A question has been raised about the future of haproxy-dev.opencraft.hosting
which has been running in OVH region GRA1 for more than 4 years and 3 months.
I can find references to it as far back as 2018 in OC-3913, and it was used as part of “Hosting Reliability v2” epic SE-934. As far as I can tell it was just used as part of the initial haproxy testing and setup.
Do we still need it? If so, we should be maintaining and documenting it properly. If not, it should be retired.
Does anyone have any opinions about this? Would anyone’s future workflows be disrupted if haproxy-dev were retired?
@kahlil, afaik, it is not being used at all. So I’m okay if it is properly retired and removed from all the systems that refer to it. I am also okay with it if we set it up as dev load balancer server and start using it
I think you are right @antoviaque. All the “private” stuff is hidden behind the linked content and the old security practice of keeping all infrastructure details private is not as relevant these days.
It has been used just for tests, especially in cases where testing wouldn’t be appropriate for haproxy stage. For instance OC-3913 required restarting haproxy many times, killing it, changing its configuration, … If we do those tests in Ocim stage, many stage servers could stop working, therefore it was good to have an unrelated one.
But we haven’t needed it for years and it’s probably out of date so it can be deleted. I can’t even connect through SSH (haproxy-dev.opencraft.hosting, port 22 closed).
I guess they aren’t all related to haproxy-dev, and they need to be evaluated separately.
How hard was it to set up? Maybe we could add a “How to build a development zone” note to the ha-proxy docs?
Would creating a more general “infrastructure development zone” based on this be useful? (I’m thinking of follow up tickets). We had some recent issues with NewRelic, OpsGennie and monitoring. Such a zone might be useful for testing NewRelic, OpsGennie, Grafana, Promotheis, ELK, Consul, TLS configuration. We could simulate outages without upsetting the rest of the infrastructure and send all alerts to dedicated channels. Servers could be switched off but left in place to save costs. (I assume we can do that with OVH?)

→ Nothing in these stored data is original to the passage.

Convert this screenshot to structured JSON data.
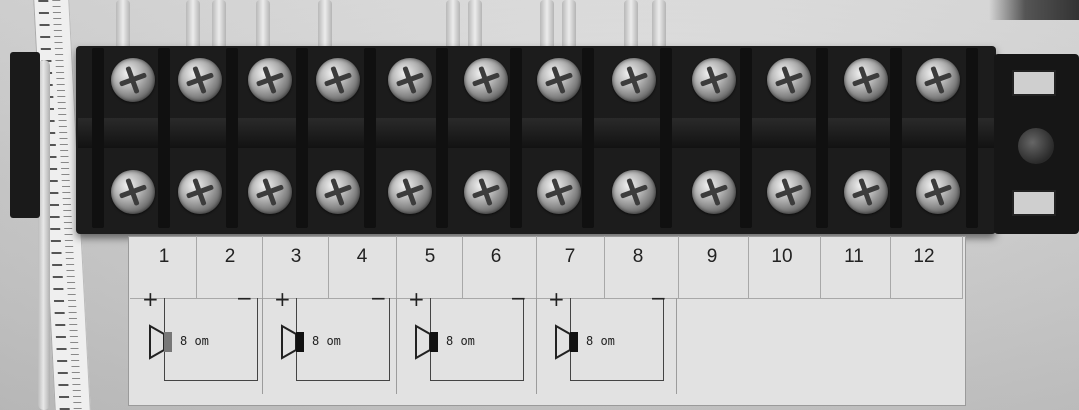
{
  "terminal_numbers": [
    "1",
    "2",
    "3",
    "4",
    "5",
    "6",
    "7",
    "8",
    "9",
    "10",
    "11",
    "12"
  ],
  "speaker_channels": [
    {
      "plus": "+",
      "minus": "−",
      "impedance": "8 om"
    },
    {
      "plus": "+",
      "minus": "−",
      "impedance": "8 om"
    },
    {
      "plus": "+",
      "minus": "−",
      "impedance": "8 om"
    },
    {
      "plus": "+",
      "minus": "−",
      "impedance": "8 om"
    }
  ]
}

Good point! I’ve create a draft ticket FAL-753 to chase those down
I don’t know since I already found it set up. I guess it’s „just“ running our ansible playbook. But even that requires the virtualenvs, the right commands, some variables, a blank server or docker VM, …
Our standard documentation about how to run playbooks should be enough. (However you may not have access to that repository yet).

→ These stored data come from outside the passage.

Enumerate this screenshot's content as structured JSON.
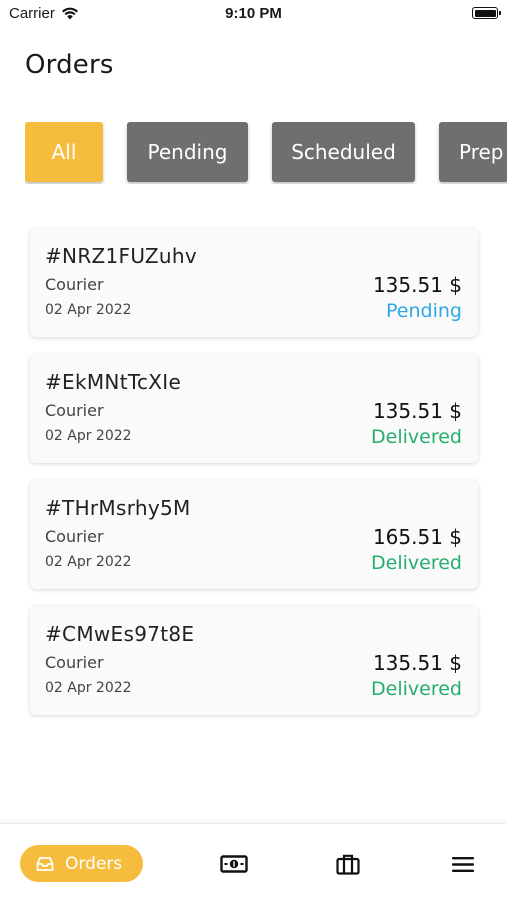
{
  "status_bar": {
    "carrier": "Carrier",
    "time": "9:10 PM"
  },
  "page": {
    "title": "Orders"
  },
  "tabs": [
    {
      "label": "All",
      "active": true
    },
    {
      "label": "Pending",
      "active": false
    },
    {
      "label": "Scheduled",
      "active": false
    },
    {
      "label": "Prep",
      "active": false
    }
  ],
  "orders": [
    {
      "id": "#NRZ1FUZuhv",
      "type": "Courier",
      "date": "02 Apr 2022",
      "price": "135.51 $",
      "status": "Pending",
      "status_color": "#2ea8e5"
    },
    {
      "id": "#EkMNtTcXIe",
      "type": "Courier",
      "date": "02 Apr 2022",
      "price": "135.51 $",
      "status": "Delivered",
      "status_color": "#26ae6c"
    },
    {
      "id": "#THrMsrhy5M",
      "type": "Courier",
      "date": "02 Apr 2022",
      "price": "165.51 $",
      "status": "Delivered",
      "status_color": "#26ae6c"
    },
    {
      "id": "#CMwEs97t8E",
      "type": "Courier",
      "date": "02 Apr 2022",
      "price": "135.51 $",
      "status": "Delivered",
      "status_color": "#26ae6c"
    }
  ],
  "bottom_nav": {
    "orders_label": "Orders",
    "items": [
      {
        "icon": "inbox-icon",
        "active": true
      },
      {
        "icon": "money-icon",
        "active": false
      },
      {
        "icon": "briefcase-icon",
        "active": false
      },
      {
        "icon": "menu-icon",
        "active": false
      }
    ]
  },
  "colors": {
    "accent": "#f6bc3d",
    "tab_inactive": "#6f6f6f",
    "pending": "#2ea8e5",
    "delivered": "#26ae6c"
  }
}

It’s probably not worth it paying for many extra VMs just in case we need to simulate something; it’s also a lot of coordination to document what is each server, who’s testing it, does anything important depend on it, …

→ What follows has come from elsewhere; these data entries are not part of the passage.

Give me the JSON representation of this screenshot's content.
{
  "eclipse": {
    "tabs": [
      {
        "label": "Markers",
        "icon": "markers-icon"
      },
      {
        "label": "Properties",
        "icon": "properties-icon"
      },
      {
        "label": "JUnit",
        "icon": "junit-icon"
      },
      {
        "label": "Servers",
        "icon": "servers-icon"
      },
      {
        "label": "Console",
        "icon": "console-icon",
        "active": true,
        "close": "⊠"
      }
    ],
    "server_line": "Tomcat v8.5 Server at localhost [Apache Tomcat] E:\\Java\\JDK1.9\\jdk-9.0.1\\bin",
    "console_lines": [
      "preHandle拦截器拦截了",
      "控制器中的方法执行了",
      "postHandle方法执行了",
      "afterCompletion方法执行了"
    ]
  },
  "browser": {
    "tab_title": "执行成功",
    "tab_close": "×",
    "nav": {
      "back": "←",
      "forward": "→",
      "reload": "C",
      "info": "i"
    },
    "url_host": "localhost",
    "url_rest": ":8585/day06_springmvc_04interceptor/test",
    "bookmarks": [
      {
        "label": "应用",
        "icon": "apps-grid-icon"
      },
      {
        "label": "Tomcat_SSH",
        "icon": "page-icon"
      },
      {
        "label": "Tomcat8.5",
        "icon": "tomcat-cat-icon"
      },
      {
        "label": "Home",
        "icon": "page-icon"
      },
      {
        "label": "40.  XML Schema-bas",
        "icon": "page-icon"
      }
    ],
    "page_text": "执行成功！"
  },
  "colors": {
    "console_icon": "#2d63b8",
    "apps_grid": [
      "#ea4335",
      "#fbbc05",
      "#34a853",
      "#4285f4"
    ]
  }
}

But we may do something like ready-to-use images of test servers. Maybe even with Vagrant, since it’s easy to store the whole status as a file and then share the file.
You can ask around for more ideas. Maybe you can even relate it to some container epic, because we also want to deploy ready-to-use edxapps.
I don’t think that haproxy dev even works anymore, it uses our outdated haproxy setup. The current ocim version won’t work properly on it since it relies on Consul and cert-manager instances.
I’m not eve sure we’re using that setup for something, but if we are, I’m in favor of nuking the current dev account and starting from scratch (deploy a clean dev env, update opencraft-im.env, etc).
I think that most of these instances where created by Ocim devstacks to test some aspect of provisioning. Once we check that this is the case, we can:
Delete them, since they can be easily re-created.
Add some prefix to the Ocim defaults to signal which instances where created by the Ocim devstack.
Everyone’s had a chance to view and reply and it looks like the consensus is to retire everything in the old dev account (including haproxy-dev and rabbitmq-dev-2) provided we can verify that the 23 platform instances were created by Ocim devstacks (how to do that?) or a just old an unused. And that the easiest and cleanest way to terminate all the instances is just to nuke the account. I’ll create a task to schedule that investigation and action. I’ve repurposed FAL-753 to do this.
Any future infrastructure testing environments can be spun up as and when needed using the appropriate technology, which will probably be container based and will probably arise naturally with some of the planned developments around Ocim.
There is the separate issue of how and if we want Ocim devstacks to be able to spawn instances for testing, and how we want to manage that. I’ll create another ticket and discussion I’ve created FAL-9811 to track that.